Juve, il calendario fino alla pausa è in discesa. Ma per il titolo è (forse) troppo tardi
La Juventus che pareggia contro l'Atalanta al 92' ha dimostrato di non mollare mai e si tiene stretto il quarto posto in classifica, pur consapevole che gli orobici hanno una partita da recuperare e potenzialmente possono operare comunque il sorpasso. Quando mancano 13 giornate e alla fine e con quasi tutti gli scontri diretti già giocati la distanza dalla prima in classifica sale a 9 lunghezze.

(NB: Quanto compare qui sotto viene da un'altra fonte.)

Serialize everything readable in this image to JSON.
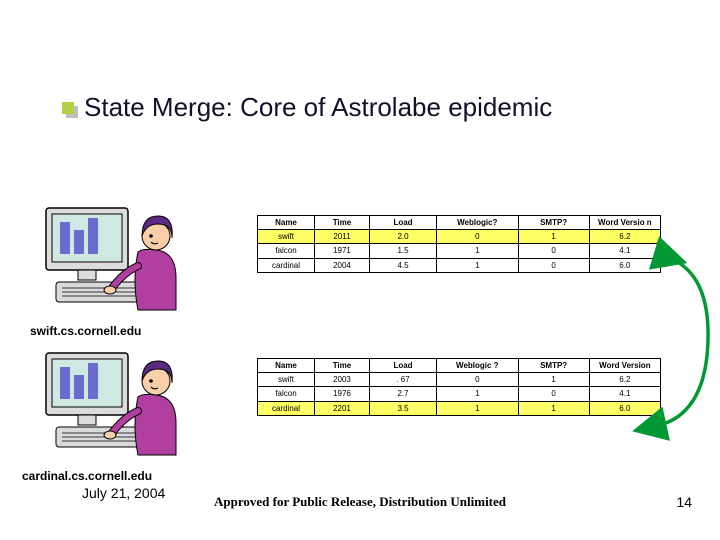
{
  "title": "State Merge: Core of Astrolabe epidemic",
  "host_label_1": "swift.cs.cornell.edu",
  "host_label_2": "cardinal.cs.cornell.edu",
  "date": "July 21, 2004",
  "footer": "Approved for Public Release, Distribution Unlimited",
  "page_number": "14",
  "colors": {
    "bullet": "#b4cf44",
    "highlight": "#ffff66",
    "arrow": "#009933",
    "monitor": "#cfe8e2",
    "monitor_frame": "#dcdcdc",
    "keyboard": "#dadada",
    "hair": "#5b2a83",
    "shirt": "#b13fa0",
    "skin": "#f9cfa8",
    "bars": "#6b6bd1"
  },
  "tables": {
    "t1": {
      "columns": [
        "Name",
        "Time",
        "Load",
        "Weblogic?",
        "SMTP?",
        "Word Versio n"
      ],
      "rows": [
        {
          "hl": true,
          "cells": [
            "swift",
            "2011",
            "2.0",
            "0",
            "1",
            "6.2"
          ]
        },
        {
          "hl": false,
          "cells": [
            "falcon",
            "1971",
            "1.5",
            "1",
            "0",
            "4.1"
          ]
        },
        {
          "hl": false,
          "cells": [
            "cardinal",
            "2004",
            "4.5",
            "1",
            "0",
            "6.0"
          ]
        }
      ]
    },
    "t2": {
      "columns": [
        "Name",
        "Time",
        "Load",
        "Weblogic ?",
        "SMTP?",
        "Word Version"
      ],
      "rows": [
        {
          "hl": false,
          "cells": [
            "swift",
            "2003",
            ". 67",
            "0",
            "1",
            "6.2"
          ]
        },
        {
          "hl": false,
          "cells": [
            "falcon",
            "1976",
            "2.7",
            "1",
            "0",
            "4.1"
          ]
        },
        {
          "hl": true,
          "cells": [
            "cardinal",
            "2201",
            "3.5",
            "1",
            "1",
            "6.0"
          ]
        }
      ]
    }
  }
}
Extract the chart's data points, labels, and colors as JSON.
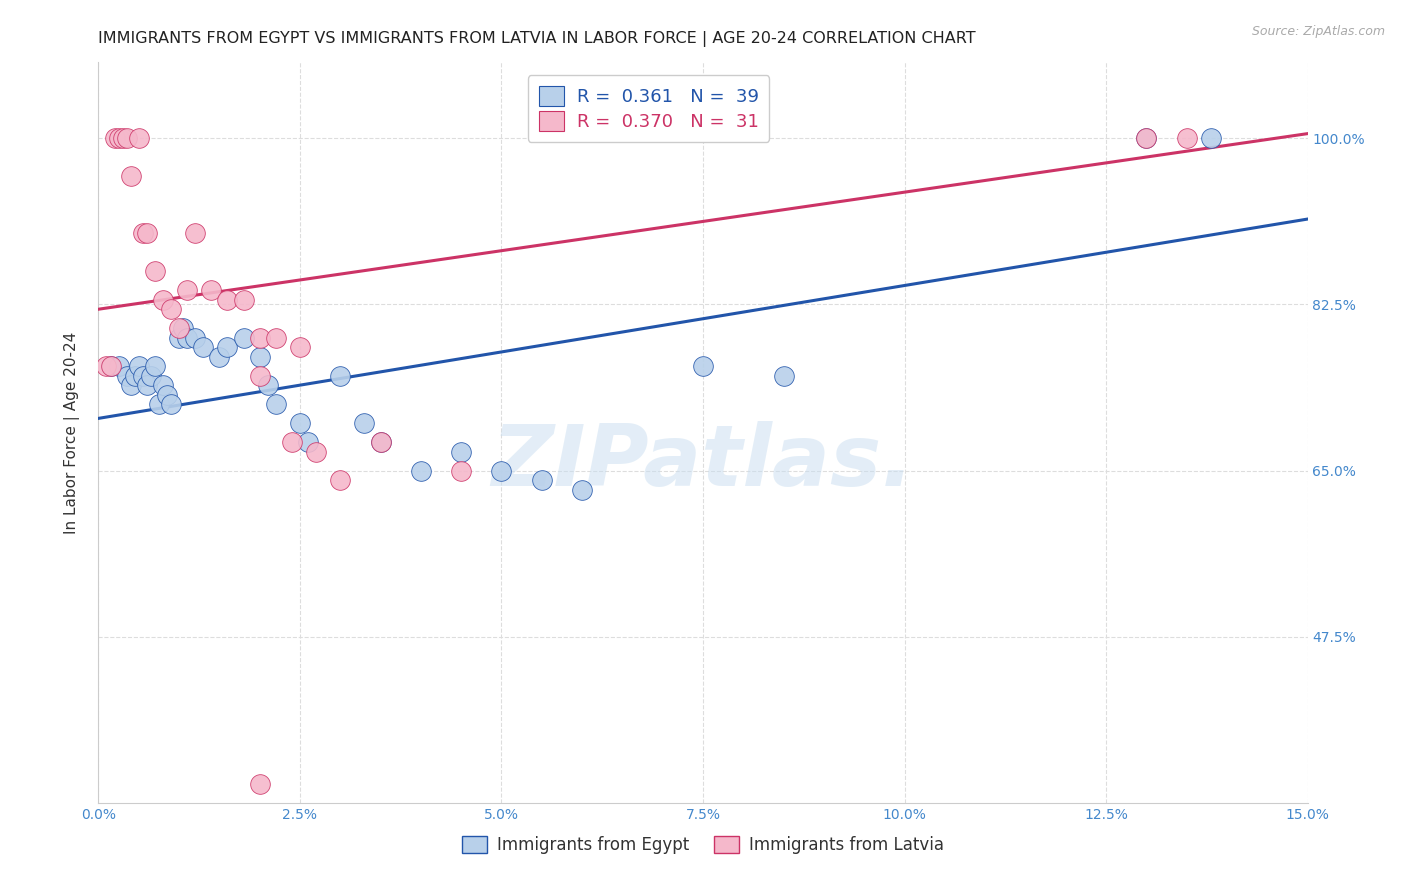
{
  "title": "IMMIGRANTS FROM EGYPT VS IMMIGRANTS FROM LATVIA IN LABOR FORCE | AGE 20-24 CORRELATION CHART",
  "source": "Source: ZipAtlas.com",
  "ylabel": "In Labor Force | Age 20-24",
  "xlim": [
    0.0,
    15.0
  ],
  "ylim": [
    30.0,
    108.0
  ],
  "xticks": [
    0.0,
    2.5,
    5.0,
    7.5,
    10.0,
    12.5,
    15.0
  ],
  "yticks": [
    47.5,
    65.0,
    82.5,
    100.0
  ],
  "xticklabels": [
    "0.0%",
    "2.5%",
    "5.0%",
    "7.5%",
    "10.0%",
    "12.5%",
    "15.0%"
  ],
  "yticklabels": [
    "47.5%",
    "65.0%",
    "82.5%",
    "100.0%"
  ],
  "egypt_color": "#b8d0ea",
  "latvia_color": "#f5b8cb",
  "egypt_line_color": "#2255aa",
  "latvia_line_color": "#cc3366",
  "legend_egypt_r": "0.361",
  "legend_egypt_n": "39",
  "legend_latvia_r": "0.370",
  "legend_latvia_n": "31",
  "egypt_scatter_x": [
    0.15,
    0.25,
    0.35,
    0.4,
    0.45,
    0.5,
    0.55,
    0.6,
    0.65,
    0.7,
    0.75,
    0.8,
    0.85,
    0.9,
    1.0,
    1.05,
    1.1,
    1.2,
    1.3,
    1.5,
    1.6,
    1.8,
    2.0,
    2.1,
    2.2,
    2.5,
    2.6,
    3.0,
    3.3,
    3.5,
    4.0,
    4.5,
    5.0,
    5.5,
    6.0,
    7.5,
    8.5,
    13.0,
    13.8
  ],
  "egypt_scatter_y": [
    76,
    76,
    75,
    74,
    75,
    76,
    75,
    74,
    75,
    76,
    72,
    74,
    73,
    72,
    79,
    80,
    79,
    79,
    78,
    77,
    78,
    79,
    77,
    74,
    72,
    70,
    68,
    75,
    70,
    68,
    65,
    67,
    65,
    64,
    63,
    76,
    75,
    100,
    100
  ],
  "latvia_scatter_x": [
    0.1,
    0.15,
    0.2,
    0.25,
    0.3,
    0.35,
    0.4,
    0.5,
    0.55,
    0.6,
    0.7,
    0.8,
    0.9,
    1.0,
    1.1,
    1.2,
    1.4,
    1.6,
    1.8,
    2.0,
    2.0,
    2.2,
    2.4,
    2.5,
    2.7,
    3.0,
    3.5,
    4.5,
    2.0,
    13.0,
    13.5
  ],
  "latvia_scatter_y": [
    76,
    76,
    100,
    100,
    100,
    100,
    96,
    100,
    90,
    90,
    86,
    83,
    82,
    80,
    84,
    90,
    84,
    83,
    83,
    79,
    75,
    79,
    68,
    78,
    67,
    64,
    68,
    65,
    32,
    100,
    100
  ],
  "egypt_trend_x": [
    0.0,
    15.0
  ],
  "egypt_trend_y": [
    70.5,
    91.5
  ],
  "latvia_trend_x": [
    0.0,
    15.0
  ],
  "latvia_trend_y": [
    82.0,
    100.5
  ],
  "watermark_text": "ZIPatlas.",
  "background_color": "#ffffff",
  "grid_color": "#dddddd",
  "tick_color": "#4488cc",
  "title_color": "#222222",
  "title_fontsize": 11.5,
  "source_fontsize": 9,
  "ylabel_fontsize": 11,
  "tick_fontsize": 10,
  "legend_fontsize": 13
}
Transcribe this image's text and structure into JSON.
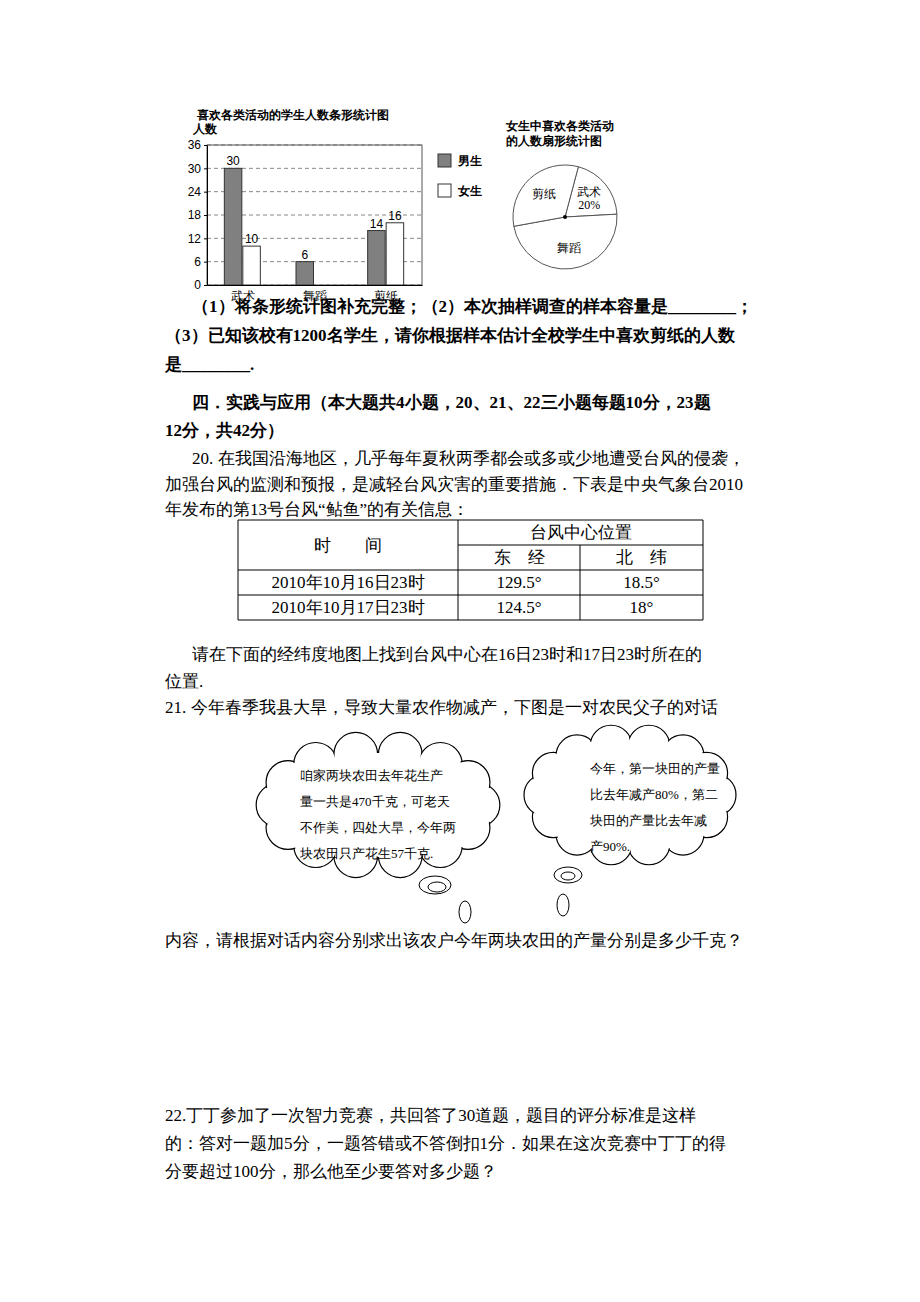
{
  "chart_data": [
    {
      "type": "bar",
      "title": "喜欢各类活动的学生人数条形统计图",
      "y_label": "人数",
      "categories": [
        "武术",
        "舞蹈",
        "剪纸"
      ],
      "series": [
        {
          "name": "男生",
          "color": "#808080",
          "values": [
            30,
            6,
            14
          ]
        },
        {
          "name": "女生",
          "color": "#ffffff",
          "values": [
            10,
            null,
            16
          ]
        }
      ],
      "ylim": [
        0,
        36
      ],
      "yticks": [
        0,
        6,
        12,
        18,
        24,
        30,
        36
      ],
      "grid": true,
      "legend": "right",
      "data_labels": true
    },
    {
      "type": "pie",
      "title": [
        "女生中喜欢各类活动",
        "的人数扇形统计图"
      ],
      "categories": [
        "武术",
        "舞蹈",
        "剪纸"
      ],
      "values": [
        20,
        48,
        32
      ],
      "value_labels": [
        "20%",
        null,
        null
      ],
      "data_labels": true,
      "colors": [
        "#ffffff",
        "#ffffff",
        "#ffffff"
      ]
    }
  ],
  "document": {
    "part_questions": [
      "（1）将条形统计图补充完整；（2）本次抽样调查的样本容量是________；",
      "（3）已知该校有1200名学生，请你根据样本估计全校学生中喜欢剪纸的人数",
      "是________."
    ],
    "section_title": [
      "四．实践与应用（本大题共4小题，20、21、22三小题每题10分，23题",
      "12分，共42分）"
    ],
    "q20": {
      "lines": [
        "20. 在我国沿海地区，几乎每年夏秋两季都会或多或少地遭受台风的侵袭，",
        "加强台风的监测和预报，是减轻台风灾害的重要措施．下表是中央气象台2010",
        "年发布的第13号台风“鲇鱼”的有关信息："
      ],
      "table": {
        "header": [
          "时　　间",
          "台风中心位置"
        ],
        "subheader": [
          "东　经",
          "北　纬"
        ],
        "rows": [
          [
            "2010年10月16日23时",
            "129.5°",
            "18.5°"
          ],
          [
            "2010年10月17日23时",
            "124.5°",
            "18°"
          ]
        ]
      },
      "after": [
        "请在下面的经纬度地图上找到台风中心在16日23时和17日23时所在的",
        "位置."
      ]
    },
    "q21": {
      "lines": [
        "21. 今年春季我县大旱，导致大量农作物减产，下图是一对农民父子的对话"
      ],
      "father": [
        "咱家两块农田去年花生产",
        "量一共是470千克，可老天",
        "不作美，四处大旱，今年两",
        "块农田只产花生57千克."
      ],
      "son": [
        "今年，第一块田的产量",
        "比去年减产80%，第二",
        "块田的产量比去年减",
        "产90%."
      ],
      "after": [
        "内容，请根据对话内容分别求出该农户今年两块农田的产量分别是多少千克？"
      ]
    },
    "q22": {
      "lines": [
        "22.丁丁参加了一次智力竞赛，共回答了30道题，题目的评分标准是这样",
        "的：答对一题加5分，一题答错或不答倒扣1分．如果在这次竞赛中丁丁的得",
        "分要超过100分，那么他至少要答对多少题？"
      ]
    }
  }
}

Decisamente troppe, considerando come siano tre le squadre che dovrebbero frenare. L'acquisto di Vlahovic, l'entusiasmo generato e l'ottimo stato di forma generale (con Bergamo sono 11 le partite consecutive senza sconfitte, limitandoci al campionato) avevano riacceso la speranza, specie dopo il ko dell'Inter nel derby.
Allegri si è mostrato realista, indicando nel quarto posto l'obiettivo da centrare. E calendario alla mano non solo è decisamente alla portata, ma lascia pensare di arrivare alla pausa del campionato anche in una posizione migliore: Empoli (trasferta), Spezia (casa), Sampdoria (trasferta) e Salernitana (casa) sono le prossime sfide. Alla ripresa ci sarà l'Inter, poi di nuovo in discesa, con i veri pericoli solo alla fine: Lazio in casa alla penultima, trasferta a Firenze all'ultima. Ed è inevitabile sottolineare le parole sempre di Allegri: "Se avessimo avuto 4 punti in più ci saremmo potuti divertire".